Following a rash of unexplained acute lung illnesses supposedly linked to vaping, New York Governor Andrew Cuomo reacted fiercely. On Sunday, he made the announcement that he will pursue “emergency regulations” to effectively produce a statewide vaping ban. The proposal would stop the sale of flavored e-liquids, the platform health experts believe is responsible for the lung illnesses.

Although it’s an unfortunate move, it’s perhaps not a surprising one. First, it would follow Michigan’s example of banning flavored e-cigarette products. Second, President Trump made a similar announcement at the White House, noting that vaping is hurting kids. As a result, he wants to impose a federal ban on flavored e-liquids.

If you think businesses potentially affected by the vaping ban are panicking, you’re not off the mark. According to a recent report in the Chicago Tribune, many vape shop owners said that they’d have to close down. In turn, that would force many vape users to return to smoking combustible cigarettes.

Moreover, a federal vaping ban may create a black market for such products. During the Prohibition era, drinking didn’t stop: it simply went underground. And not only that, the draconian law facilitated the rise of criminal entities.

Therefore, in trying to stop one problem, the government created several. But with a proposed vaping ban, I think it gives ammunition to another rising development: gun confiscation.

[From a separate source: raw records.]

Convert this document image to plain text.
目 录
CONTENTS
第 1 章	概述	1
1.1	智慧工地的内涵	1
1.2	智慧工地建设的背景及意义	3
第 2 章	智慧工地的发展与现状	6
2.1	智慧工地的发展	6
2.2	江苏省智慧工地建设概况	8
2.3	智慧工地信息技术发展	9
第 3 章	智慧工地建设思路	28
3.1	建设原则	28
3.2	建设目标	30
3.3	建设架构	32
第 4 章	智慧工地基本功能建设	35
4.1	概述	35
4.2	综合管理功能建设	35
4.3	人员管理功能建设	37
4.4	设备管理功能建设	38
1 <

A Successful Vaping Ban Won’t Stop at Vaping

Interestingly, President Trump cited safety to children as a prime reason to propose a vaping ban. In one of the rare showings of political consensus, Trump met approval with opposing Democrats. However, they did bring up a point about hypocrisy: why won’t Trump and the Republicans ban so-called “assault rifles?”

Before you send me angry comments about the two issues not being the same, I agree with you. But in many ways, they are. The vaping ban violates a legal adult user’s constitutional rights to do what they please with their body. Similarly, gun control impinges on the rights for law-abiding citizens to access firearms.

Thus, I find it extremely problematic that Trump is recommending a vaping ban, let alone even entertaining one. All the available evidence suggests that we’re not dealing with a vaping issue; rather, risky behavior among youth is probably the catalyst.

But if a vaping ban goes through, a precedent will be set. And that means any administration can impose gun confiscation to “protect the kids.” To be sure, it would represent a grievous violation. But a ban on one product could easily lead to a ban on many others.